Tuohy was born on October 1, 1926 in Chicago, Illinois, and was brought up in that city. In 1945 he joined the U.S. Navy, and served for two years aboard a submarine rescue vessel, USS Florikan, in the Pacific.
In 1947, and after leaving the navy, Tuohy was injured in a train wreck, and as a result with a pronounced limp for the rest of his life. He returned to Illinois and studied English at the Weinberg College of Arts and Sciences, graduating from Northwestern University in 1951. The following year he went to work at the San Francisco Chronicle as a copy boy.
At the San Francisco Chronicle, Tuohy gained promotion to reporter and, eventually, editor on the city desk. He joined Newsweek magazine in 1959, covering the 1964 presidential campaign and briefly working as the assistant national editor. Tuohy was appointed Newsweek's foreign correspondent in Saigon in 1965, just as the United States was entering the Vietnam War. He was there when the United States began bombing North Vietnam, and when the first US combat troops came ashore at Da Nang.
In 1966 Tuohy joined the Los Angeles Times as the Saigon Bureau Chief.
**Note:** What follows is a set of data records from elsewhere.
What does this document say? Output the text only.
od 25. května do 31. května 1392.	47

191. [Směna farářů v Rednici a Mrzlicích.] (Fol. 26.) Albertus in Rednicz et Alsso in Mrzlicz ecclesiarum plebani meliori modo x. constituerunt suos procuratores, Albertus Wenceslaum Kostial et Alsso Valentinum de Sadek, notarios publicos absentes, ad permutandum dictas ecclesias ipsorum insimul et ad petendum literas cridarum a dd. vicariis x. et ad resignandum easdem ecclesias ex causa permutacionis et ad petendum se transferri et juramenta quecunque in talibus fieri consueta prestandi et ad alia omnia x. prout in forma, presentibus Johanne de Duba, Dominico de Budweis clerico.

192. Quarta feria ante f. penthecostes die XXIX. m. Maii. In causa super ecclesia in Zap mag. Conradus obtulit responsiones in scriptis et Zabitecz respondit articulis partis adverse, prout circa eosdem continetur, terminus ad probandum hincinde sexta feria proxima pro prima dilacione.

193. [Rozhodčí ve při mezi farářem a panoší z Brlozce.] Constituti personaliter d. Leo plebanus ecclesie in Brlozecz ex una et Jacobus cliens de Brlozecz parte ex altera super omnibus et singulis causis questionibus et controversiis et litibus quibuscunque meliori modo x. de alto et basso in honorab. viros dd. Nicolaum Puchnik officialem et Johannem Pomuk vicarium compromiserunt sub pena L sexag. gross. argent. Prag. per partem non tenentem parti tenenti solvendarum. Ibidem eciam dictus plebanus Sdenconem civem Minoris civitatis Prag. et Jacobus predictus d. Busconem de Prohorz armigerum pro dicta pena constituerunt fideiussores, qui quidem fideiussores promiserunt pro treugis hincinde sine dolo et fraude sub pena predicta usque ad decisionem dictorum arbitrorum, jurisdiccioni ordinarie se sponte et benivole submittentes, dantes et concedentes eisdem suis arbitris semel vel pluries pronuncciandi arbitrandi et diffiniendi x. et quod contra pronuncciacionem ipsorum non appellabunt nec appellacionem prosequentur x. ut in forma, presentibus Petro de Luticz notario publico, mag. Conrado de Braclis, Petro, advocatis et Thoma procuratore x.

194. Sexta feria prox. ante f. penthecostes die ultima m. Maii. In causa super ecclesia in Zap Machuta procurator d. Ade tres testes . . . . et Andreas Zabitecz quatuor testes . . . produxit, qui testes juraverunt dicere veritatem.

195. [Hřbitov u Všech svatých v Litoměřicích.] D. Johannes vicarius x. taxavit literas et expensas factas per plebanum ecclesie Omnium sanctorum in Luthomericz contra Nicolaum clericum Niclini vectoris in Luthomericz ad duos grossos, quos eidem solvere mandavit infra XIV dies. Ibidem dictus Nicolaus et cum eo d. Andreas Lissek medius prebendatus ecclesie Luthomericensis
In 1969 Tuohy won the Pulitzer Prize for International Reporting for his Vietnam War correspondence the previous year. Tuohy had a lengthy career as a foreign correspondent. He served as Beirut Bureau Chief from 1968 to 1973, Rome Bureau Chief from 1973 to 1977, London Bureau Chief from 1977 to 1985, Bonn Bureau Chief from 1985 to 1990 and European Security Correspondent from 1990 to 1995. In addition to postings as bureau chief, he covered the Fall of Saigon, the Fall of the Berlin Wall, The Troubles of Northern Ireland, and the first Gulf War.
In 1979, when fellow Los Angeles Times correspondent Joe Alex Morris Jr. was killed in the early days of the Iranian Revolution, Tuohy hired a Learjet and flew into Tehran airport, even though the airport was closed to traffic and occupied by the Revolutionary Guards. After negotiations, he received Morris's body and flew back to the US, returning the body to Morris's family.
In 1989, he published a memoir, Dangerous Company, Inside the World's Hottest Trouble Spots with a Pulitzer Prize-Winning Correspondent.